Palavras

mico-leão-dourado

Composto de 'mico' (nome genérico para pequenos macacos) e 'leão-dourado' (referente à cor e à crina).

Origem

Século XVI

Composto por 'mico' (do tupi 'mî'ko', pequeno macaco), 'leão' (do latim 'leo', 'leonis', pela crina) e 'dourado' (pela cor da pelagem).

Mudanças de sentido

Séculos XVI-XVIII

Nome descritivo para um animal específico da fauna brasileira.

Anos 1970-1980

Passa a simbolizar a fragilidade ambiental e a urgência da conservação da Mata Atlântica.

A palavra 'mico-leão-dourado' transcende a mera identificação zoológica para se tornar um emblema da luta contra a extinção e da importância da biodiversidade brasileira.

Atualidade

Mantém o status de símbolo de conservação, mas também é usado em contextos de ecoturismo e marketing de conservação.

O termo é frequentemente associado a campanhas de doação, projetos de reintrodução e eventos de conscientização, reforçando sua carga simbólica positiva e de esperança na recuperação de espécies.

Primeiro registro

Século XVIII

Registros em trabalhos de naturalistas europeus que exploravam o Brasil, como os descritos por Schreber em 1774, que o nomeou 'Simia chrysomelas', mas o nome popular já circulava.

Momentos culturais

Anos 1980

A imagem do mico-leão-dourado é amplamente divulgada em campanhas de conservação e programas de televisão sobre natureza.

Anos 1990

O mico-leão-dourado se torna um dos animais mais reconhecidos em programas de educação ambiental nas escolas brasileiras.

Anos 2000

Aparece em selos comemorativos e materiais promocionais do Brasil para turismo ecológico.

Vida digital

Buscas por 'mico-leão-dourado' aumentam significativamente em épocas de eventos ambientais globais ou notícias sobre a espécie.

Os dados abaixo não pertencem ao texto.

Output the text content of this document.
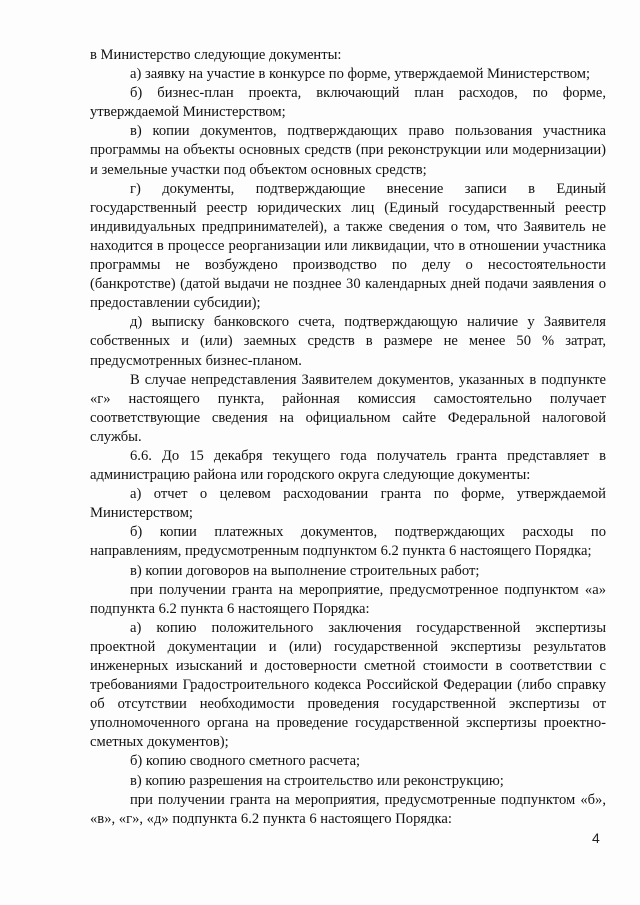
в Министерство следующие документы:

а) заявку на участие в конкурсе по форме, утверждаемой Министерством;

б) бизнес-план проекта, включающий план расходов, по форме, утверждаемой Министерством;

в) копии документов, подтверждающих право пользования участника программы на объекты основных средств (при реконструкции или модернизации) и земельные участки под объектом основных средств;

г) документы, подтверждающие внесение записи в Единый государственный реестр юридических лиц (Единый государственный реестр индивидуальных предпринимателей), а также сведения о том, что Заявитель не находится в процессе реорганизации или ликвидации, что в отношении участника программы не возбуждено производство по делу о несостоятельности (банкротстве) (датой выдачи не позднее 30 календарных дней подачи заявления о предоставлении субсидии);

д) выписку банковского счета, подтверждающую наличие у Заявителя собственных и (или) заемных средств в размере не менее 50 % затрат, предусмотренных бизнес-планом.

В случае непредставления Заявителем документов, указанных в подпункте «г» настоящего пункта, районная комиссия самостоятельно получает соответствующие сведения на официальном сайте Федеральной налоговой службы.

6.6. До 15 декабря текущего года получатель гранта представляет в администрацию района или городского округа следующие документы:

а) отчет о целевом расходовании гранта по форме, утверждаемой Министерством;

б) копии платежных документов, подтверждающих расходы по направлениям, предусмотренным подпунктом 6.2 пункта 6 настоящего Порядка;

в) копии договоров на выполнение строительных работ;

при получении гранта на мероприятие, предусмотренное подпунктом «а» подпункта 6.2 пункта 6 настоящего Порядка:

а) копию положительного заключения государственной экспертизы проектной документации и (или) государственной экспертизы результатов инженерных изысканий и достоверности сметной стоимости в соответствии с требованиями Градостроительного кодекса Российской Федерации (либо справку об отсутствии необходимости проведения государственной экспертизы от уполномоченного органа на проведение государственной экспертизы проектно-сметных документов);

б) копию сводного сметного расчета;

в) копию разрешения на строительство или реконструкцию;

при получении гранта на мероприятия, предусмотренные подпунктом «б», «в», «г», «д» подпункта 6.2 пункта 6 настоящего Порядка:

4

Imagens e vídeos do animal são frequentemente compartilhados em redes sociais com legendas sobre conservação e beleza natural.

O termo é usado em hashtags como #SOSMataAtlantica, #ConservacaoBrasil, #FaunaBrasileira.

Representações

Anos 1980-Atualidade

Documentários sobre a vida selvagem frequentemente apresentam o mico-leão-dourado. Sua imagem é usada em materiais educativos e promocionais de parques nacionais e reservas.

Comparações culturais

Inglês: Golden Lion Tamarin. Espanhol: Tamarino león dorado. O nome em inglês é uma tradução direta e também enfatiza a cor e a semelhança com um leão. Em espanhol, a estrutura é similar, mantendo a ordem dos elementos descritivos.

Francês: Tamarin-lion doré. Alemão: Goldene Löwenaffe. Ambos seguem a lógica descritiva, traduzindo os componentes do nome.

Relevância atual

O mico-leão-dourado continua sendo um dos mamíferos mais emblemáticos do Brasil, representando a luta pela conservação da Mata Atlântica. Sua imagem é um forte apelo para ações de preservação e conscientização ambiental.

Origem Etimológica

Século XVI - O termo 'mico' vem do tupi 'mî'ko', referindo-se a pequenos macacos. 'Leão' é do latim 'leo', 'leonis', devido à crina característica. 'Dourado' refere-se à cor da pelagem. A junção desses elementos forma o nome popular.

Entrada na Língua e Uso Inicial

Séculos XVI-XVIII - O nome surge na língua portuguesa falada no Brasil para descrever o primata endêmico da Mata Atlântica. O uso é primariamente descritivo e zoológico, associado às expedições e descrições da fauna brasileira.

Conscientização e Conservação

Anos 1970-1980 - A palavra ganha proeminência com o início dos esforços de conservação e a descoberta de que a espécie estava criticamente ameaçada. Torna-se um símbolo da Mata Atlântica e da necessidade de preservação.

Uso Contemporâneo

Atualidade - O termo é amplamente utilizado em contextos de conservação ambiental, educação, turismo ecológico e como ícone da fauna brasileira. É um nome reconhecido nacional e internacionalmente.

mico-leão-dourado

Composto de 'mico' (nome genérico para pequenos macacos) e 'leão-dourado' (referente à cor e à crina).